En Malaisie, le roi Abdullah Shah a déclaré l'état d'urgence pour faire face "à un stade très critique" de l'épidémie et le Parlement a été suspendu dans la foulée, une décision critiquée par l'opposition qui dénonce un abus de pouvoir.

Le Premier ministre avait annoncé lundi de nouvelles restrictions dans plus de la moitié du pays pour deux semaines, expliquant que le système de santé était "sur le point de rompre".

Au Liban, la réponse à la pandémie va passer par un confinement strict assorti d'un couvre-feu total pendant onze jours, à partir de jeudi, durant lequel les travailleurs non essentiels ne seront pas autorisés à sortir de la maison et les supermarchés n'ouvriront que pour effectuer des livraisons.

Cette annonce a provoqué des craintes de pénuries alimentaires et poussé de nombreux Libanais dans les supermarchés.

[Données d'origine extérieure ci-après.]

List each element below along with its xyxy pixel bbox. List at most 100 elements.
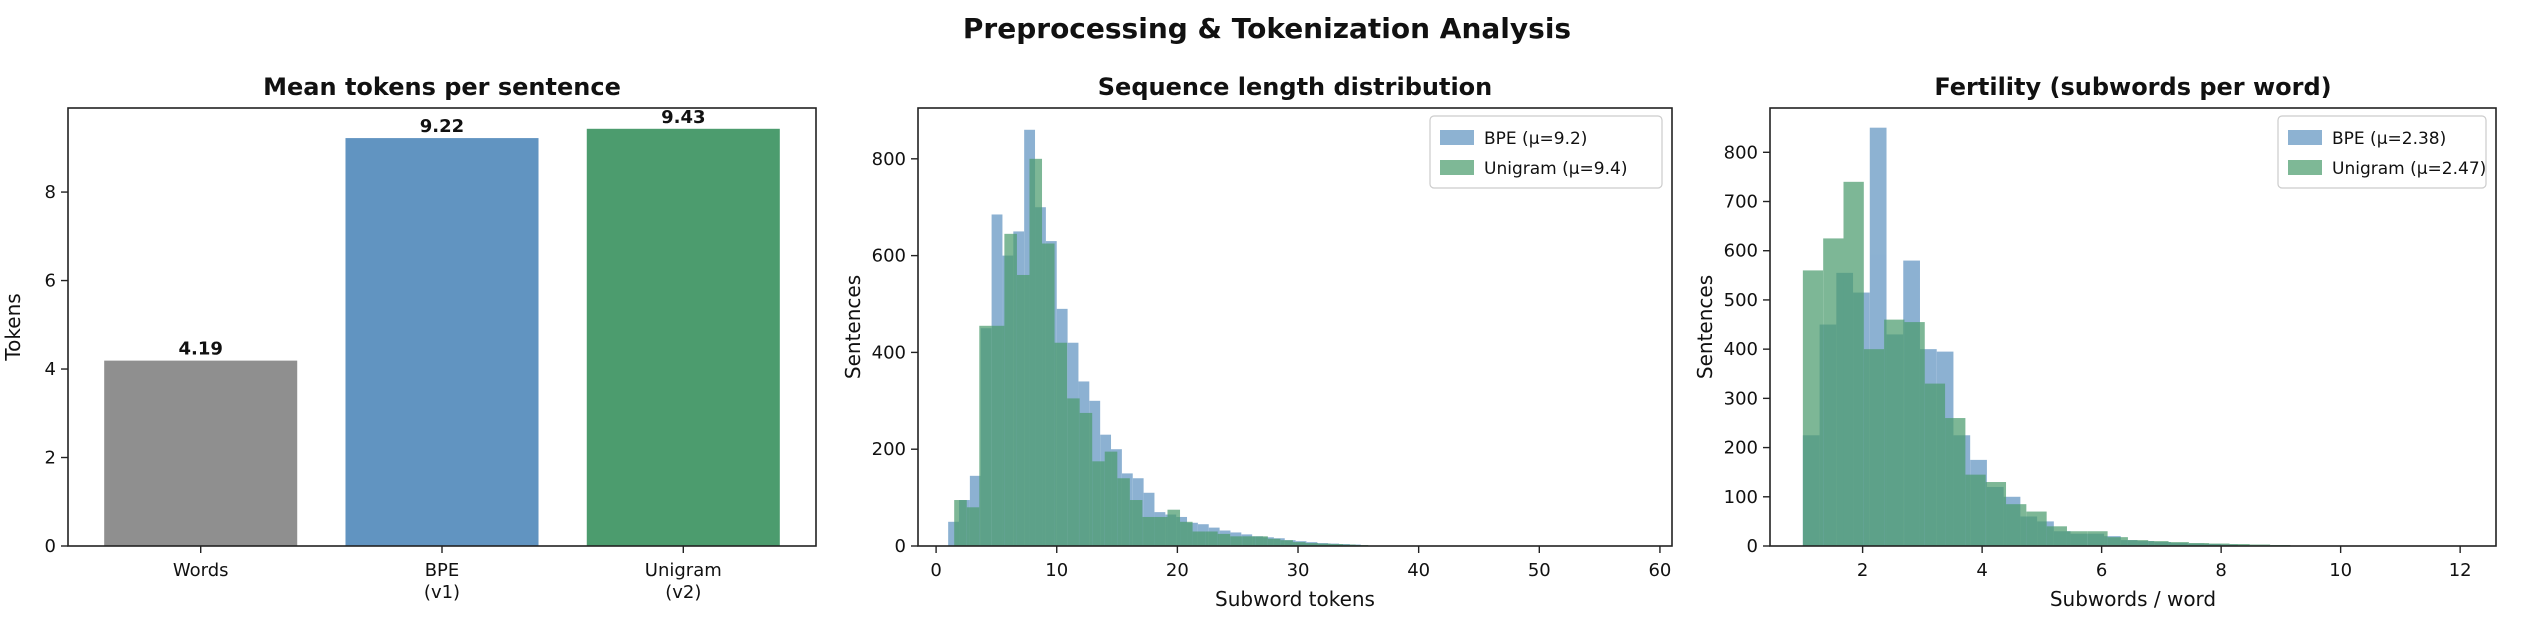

L'ONG Save the children au Liban s'inquiète de voir s'aggraver les difficultés des familles les plus vulnérables, dans un pays confronté à sa pire récession depuis la guerre civile de 1975-1990.

En France, le gouvernement espère atteindre les 400.000 personnes vaccinées contre le Covid-19 à la fin de la semaine, notamment dans les Ehpad où seuls 30.000 résidents ont reçu le vaccin.

Son voisin belge a franchi dimanche le cap des 20.000 morts du Covid-19, ce qui constitue "la mortalité la plus importante que la Belgique ait connue depuis la période de la grippe espagnole et de la fin de la (Première) guerre, soit 1918", selon Yves Van Laethem, porte-parole des autorités sanitaires.

Aux Etats-Unis, où près de 376.000 personnes sont mortes du coronavirus, le président élu Joe Biden a reçu lundi en direct à la télévision la deuxième dose du vaccin de Pfizer/BioNTech.

Autre pays, autre président: au Portugal, Marcelo Rebelo de Sousa, âgé de 72 ans et candidat à un second mandat, a finalement été testé négatif à deux reprises après un premier test positif.